To put it in perspective: almost twice the number of Americans today are serving time in prison or jail as in the active-duty Armed Forces.

This trend will continue. In twenty-five years, as the Vietnam generation passes, the number of living veterans will shrink even further.

That means by 2050, Veterans Day will exist to honor and celebrate about 2.5% of our population. We’ll be searching high and low for veterans to thank and to remind us about the bonds, benefits, and burdens of military service. And it will be easier than ever to forget what November 11 signifies.

The decline in the veteran population has already had a negative impact on military recruitment. All the service branches, except the Marine Corps and Space Force, are suffering serious recruiting lags.

Part of the problem is that young people aren’t interested in the military because they’re unfamiliar with it. And they’re unfamiliar because they don’t know anyone who served.

“The grandpas, uncles, aunts who served just have an extraordinary influence,” reports LTG Thomas Spoehr, Army, retired, who now directs the Center for National Defense. “You may not think it’s a big deal, but it plants a seed in young people. It helps with recruiting.”

Having a veteran in the family is the single most important factor determining whether someone will choose to join the Armed Forces. No wonder veterans increasingly feel as if they’re part of a caste, separate and distinct from the general population, and often lost in a civilian world that doesn’t appreciate or understand their language, values, and ethic.

As military service becomes less common, Veterans Day will be harder to sustain, though, I would argue, also more important than ever.

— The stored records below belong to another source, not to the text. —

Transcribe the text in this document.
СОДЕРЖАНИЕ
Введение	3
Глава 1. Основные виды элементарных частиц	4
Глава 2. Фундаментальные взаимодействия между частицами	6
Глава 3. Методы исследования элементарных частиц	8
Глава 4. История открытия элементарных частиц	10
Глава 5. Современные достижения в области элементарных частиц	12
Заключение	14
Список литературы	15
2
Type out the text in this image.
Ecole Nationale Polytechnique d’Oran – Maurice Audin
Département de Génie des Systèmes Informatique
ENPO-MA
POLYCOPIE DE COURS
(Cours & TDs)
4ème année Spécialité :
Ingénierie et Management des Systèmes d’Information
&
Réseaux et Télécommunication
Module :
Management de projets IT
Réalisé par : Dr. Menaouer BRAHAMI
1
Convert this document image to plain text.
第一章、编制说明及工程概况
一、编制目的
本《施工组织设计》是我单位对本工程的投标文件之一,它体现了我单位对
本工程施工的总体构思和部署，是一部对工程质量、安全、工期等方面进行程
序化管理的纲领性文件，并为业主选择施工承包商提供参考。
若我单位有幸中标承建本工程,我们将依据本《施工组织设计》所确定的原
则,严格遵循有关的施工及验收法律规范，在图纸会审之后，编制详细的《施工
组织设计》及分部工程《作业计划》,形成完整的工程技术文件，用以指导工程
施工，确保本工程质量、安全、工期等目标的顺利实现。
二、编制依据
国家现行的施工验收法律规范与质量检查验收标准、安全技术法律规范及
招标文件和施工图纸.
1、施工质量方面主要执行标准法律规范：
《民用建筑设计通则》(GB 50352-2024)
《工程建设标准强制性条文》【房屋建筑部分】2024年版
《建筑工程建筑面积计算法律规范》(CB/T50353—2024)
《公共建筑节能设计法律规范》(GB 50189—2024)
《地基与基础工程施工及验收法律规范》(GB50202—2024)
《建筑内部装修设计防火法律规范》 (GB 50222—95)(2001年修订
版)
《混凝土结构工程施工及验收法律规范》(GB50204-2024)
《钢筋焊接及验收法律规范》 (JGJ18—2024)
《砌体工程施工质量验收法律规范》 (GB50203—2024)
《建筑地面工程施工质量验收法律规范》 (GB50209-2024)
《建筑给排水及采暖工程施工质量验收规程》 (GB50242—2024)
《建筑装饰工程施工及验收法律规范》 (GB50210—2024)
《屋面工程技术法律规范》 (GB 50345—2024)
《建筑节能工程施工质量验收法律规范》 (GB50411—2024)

Having Veterans Day on our federal calendar provides us with a great potential focal point for a larger effort to educate and inspire Americans with candid stories of service and accounts of what veterans have gained–and lost–in service to their country.

This doesn’t mean pro-military propaganda or an advertising campaign for the Armed Forces. The All-Volunteer Force is not for everyone. But it can be for many more than it is today.

And those, like me, who’ve never served can still benefit from the perspectives and hard-won wisdom of those who have. A huge swath of history resides in the memories and experiences of our veterans. So, too, does a broader understanding of the responsibilities and benefits of citizenship. I would even argue that veterans have a deeper understanding of the human condition—the good and the bad, the darkness and the light—than the rest of us.

Veterans have a lot to give. But the wealth of spirit and insight they bring can only be activated by a citizenry willing and able to receive the gift.

If Veterans Day remains just for veterans, the holiday will wither on the vine. There simply won’t be enough veterans to sustain a meaningful federal holiday.

But if Veterans Day can become something larger, something geared for all citizens, for all of us to enjoy, learn from, and connect with, then it can serve as an annual source of renewal and inspiration.

Our veterans’ community is small. But it’s densely constellated around key civic virtues as much needed today as in George Washington’s time–service, sacrifice, honor, respect.

Veterans Day is a great occasion to promote these virtues so they can be part of all citizens’ lives.